Leaf Installer Main Menu

Features

  • Uses XorTroll's Plutonium for a pretty graphical interface
  • Installs NSP/NSZ/XCI/XCZ files:
    • Over LAN or USB from tools such as NS-USBloader
    • From the SD card or USB mass storage devices.
    • Over the internet by URL or Google Drive
  • Verifies NCAs by header signature before they're installed
  • Auto updates from the Github releases page.
  • Installs and manages the latest custom firmware components via an offline-update flow (HOS stages the files, a bundled hekate payload applies them on next boot):
  • Generates emuiibo-compatible Amiibo data directly on the console — no PC required. See Amiibo data generation below.
  • Auto-update endpoints for Leaf Installer itself and the Amiibo API are configurable under Settings. The CFW component release URLs are pinned to upstream and not user-editable.
  • Show storage information in the main window. It is also updated:
    • After every NSP install for network and SD installs.
    • At the end of the NSP install batch for USB installs (NS-USBLoader protocol limitation).

Amiibo data generation

Leaf can populate emuiibo's library straight from the console — you don't need a PC, an existing Amiibo dump folder, or any prior setup beyond a working internet connection. Inspired by Slluxx/AmiiboGenerator.

What it does

From Leaf's main menu, choose Generate Amiibo data:

Leaf Installer Generate Amiibo data

Leaf will:

  1. Download the full Amiibo database as JSON from a configurable endpoint (defaults to amiiboapi.org — you can repoint it under Settings if the public API ever goes away).
  2. For every Amiibo in the database, create a folder under sdmc:/emuiibo/amiibo/<series>/<name>/ containing:
    • amiibo.json — the metadata emuiibo reads to recognise the virtual Amiibo.
    • amiibo.flag — emuiibo's marker file that says "this directory is a valid Amiibo."
    • A 150-pixel-tall PNG icon downloaded from the API and resized on-device so emuiibo's overlay can show it.
  3. Skip any Amiibo whose folder already exists, so it's safe to re-run after the upstream database is refreshed — only newly-released Amiibos get generated on the second pass, the existing ones are left untouched.

Flow on screen

  1. Main menu → Generate Amiibo data. A confirmation dialog summarises what'll happen and asks for permission to start. Cancel here is harmless — nothing has been written yet.
  2. Database download. A short progress message; the API response is a few MB of JSON.
  3. Generation loop. A progress page shows the current Amiibo being generated and a running counter. On a typical run with the full upstream database this takes a few minutes the first time; subsequent runs that just pick up newly-released Amiibos finish in seconds.

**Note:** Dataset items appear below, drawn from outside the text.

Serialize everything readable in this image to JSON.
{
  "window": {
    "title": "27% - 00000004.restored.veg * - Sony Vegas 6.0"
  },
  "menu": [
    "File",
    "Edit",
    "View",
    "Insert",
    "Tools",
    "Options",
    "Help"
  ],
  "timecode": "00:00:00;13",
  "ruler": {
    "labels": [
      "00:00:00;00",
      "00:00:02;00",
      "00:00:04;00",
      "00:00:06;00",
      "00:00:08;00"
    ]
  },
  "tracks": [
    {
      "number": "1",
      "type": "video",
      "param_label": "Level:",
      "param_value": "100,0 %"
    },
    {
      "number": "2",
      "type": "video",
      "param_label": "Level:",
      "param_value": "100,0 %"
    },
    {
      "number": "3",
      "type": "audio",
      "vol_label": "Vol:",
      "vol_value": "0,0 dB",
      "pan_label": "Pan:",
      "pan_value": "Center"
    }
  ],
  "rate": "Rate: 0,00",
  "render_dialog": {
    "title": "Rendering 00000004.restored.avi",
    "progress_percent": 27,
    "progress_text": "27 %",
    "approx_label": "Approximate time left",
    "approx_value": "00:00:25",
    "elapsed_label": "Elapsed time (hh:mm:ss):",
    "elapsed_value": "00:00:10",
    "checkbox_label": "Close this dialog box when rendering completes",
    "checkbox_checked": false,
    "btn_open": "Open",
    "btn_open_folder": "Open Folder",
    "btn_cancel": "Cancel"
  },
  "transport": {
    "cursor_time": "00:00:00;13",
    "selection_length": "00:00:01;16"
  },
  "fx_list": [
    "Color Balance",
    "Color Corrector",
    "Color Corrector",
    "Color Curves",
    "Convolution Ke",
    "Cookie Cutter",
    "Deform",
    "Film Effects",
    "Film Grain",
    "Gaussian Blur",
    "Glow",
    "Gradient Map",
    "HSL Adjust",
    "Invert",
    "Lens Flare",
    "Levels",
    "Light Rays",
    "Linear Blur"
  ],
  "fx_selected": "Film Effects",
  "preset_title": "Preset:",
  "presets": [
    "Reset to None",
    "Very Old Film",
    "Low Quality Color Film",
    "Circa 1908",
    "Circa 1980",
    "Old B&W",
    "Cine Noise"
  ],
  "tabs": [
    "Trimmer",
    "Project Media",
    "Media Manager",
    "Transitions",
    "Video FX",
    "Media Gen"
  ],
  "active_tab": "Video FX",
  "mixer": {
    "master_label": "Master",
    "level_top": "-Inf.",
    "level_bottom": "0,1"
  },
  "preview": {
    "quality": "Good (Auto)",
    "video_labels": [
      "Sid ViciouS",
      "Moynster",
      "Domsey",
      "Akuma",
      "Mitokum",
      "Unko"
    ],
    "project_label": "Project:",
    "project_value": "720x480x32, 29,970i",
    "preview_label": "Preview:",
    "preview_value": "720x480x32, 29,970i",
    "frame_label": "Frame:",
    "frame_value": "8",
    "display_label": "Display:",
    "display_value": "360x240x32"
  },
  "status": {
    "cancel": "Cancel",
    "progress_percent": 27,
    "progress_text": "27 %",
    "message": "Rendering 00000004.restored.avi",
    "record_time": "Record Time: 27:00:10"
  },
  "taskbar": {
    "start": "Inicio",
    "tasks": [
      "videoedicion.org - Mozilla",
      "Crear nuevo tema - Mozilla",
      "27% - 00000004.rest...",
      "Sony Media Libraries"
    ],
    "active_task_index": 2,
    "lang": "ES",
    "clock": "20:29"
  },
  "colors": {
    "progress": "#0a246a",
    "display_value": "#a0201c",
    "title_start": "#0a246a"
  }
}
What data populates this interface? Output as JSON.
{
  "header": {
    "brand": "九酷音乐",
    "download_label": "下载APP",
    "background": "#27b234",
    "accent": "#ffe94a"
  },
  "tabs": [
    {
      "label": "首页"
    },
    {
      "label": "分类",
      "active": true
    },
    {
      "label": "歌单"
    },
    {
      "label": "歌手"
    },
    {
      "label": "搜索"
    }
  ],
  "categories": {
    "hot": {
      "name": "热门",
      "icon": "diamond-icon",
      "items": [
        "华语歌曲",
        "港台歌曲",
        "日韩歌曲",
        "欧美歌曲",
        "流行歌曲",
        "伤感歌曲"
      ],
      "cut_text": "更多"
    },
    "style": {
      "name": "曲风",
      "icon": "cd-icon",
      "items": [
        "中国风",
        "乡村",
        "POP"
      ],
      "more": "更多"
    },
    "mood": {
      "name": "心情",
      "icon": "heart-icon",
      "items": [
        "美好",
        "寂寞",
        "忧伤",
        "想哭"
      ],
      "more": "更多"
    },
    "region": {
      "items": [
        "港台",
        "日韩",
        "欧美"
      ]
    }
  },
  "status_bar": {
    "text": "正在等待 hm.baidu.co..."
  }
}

Leaf Installer progress generating Amiibo data

  1. Completion summary. A dialog reports how many entries were newly generated vs. skipped (already present).

Leaf Installer finished generating Amiibo data

If the JSON download or icon fetch fails partway through, Leaf shows an error dialog and stops. The files it has already generated stay on the SD card and will be picked up as "already present" on the next run.

CFW offline-update flow

CFW components are installed via a two-phase offline-update flow that works around Atmosphère's runtime file locks. See OFFLINE_UPDATE.md for the full walkthrough, the bundled hekate_ipl.ini reference, and recovery instructions.

Building with Podman

The GitHub Actions workflow builds Leaf Installer inside the official devkitPro container image (devkitpro/devkita64:latest). You can reproduce the exact same build locally with Podman — no need to install devkitPro, devkitA64, or any Switch toolchain on your host.

Prerequisites

  • Podman installed on your system

  • Clone fresh with submodules:

    git clone --recursive https://github.com/dragonflylee/Leaf-Installer.git
    cd Leaf-Installer

    Or, if you already cloned without --recursive, populate the submodules from inside the repository:

    git submodule update --init --recursive

Build

From the root of the repository, run:

podman run --rm -it \
    -v "$PWD":/Leaf-Installer:Z \
    -w /Leaf-Installer \
    docker.io/devkitpro/devkita64:latest \
    bash -c "git config --system --add safe.directory '*' && make -j\"\$(nproc)\" release"

What this does:

  • --rm removes the container when the build finishes.
  • -v "$PWD":/Leaf-Installer:Z mounts the current directory into the container. The mount path matters — the Makefile names the artifact after the working directory ($(notdir $(CURDIR))), so mounting at /Leaf-Installer produces Leaf-Installer.nro (and Leaf-Installer.zip) just like CI. The :Z suffix relabels the volume for SELinux — drop it on systems without SELinux.
  • -w /Leaf-Installer sets the working directory inside the container.
  • git config --system --add safe.directory '*' mirrors the workflow step that lets git operate on the bind-mounted tree (it is owned by a different UID inside the container).
  • make -j"$(nproc)" release runs the same build command as CI. The release target builds the NRO, then the leaf-updater.bin BPMP payload via devkitARM (already present in the devkita64 image), and bundles them together with the sample hekate_ipl.ini.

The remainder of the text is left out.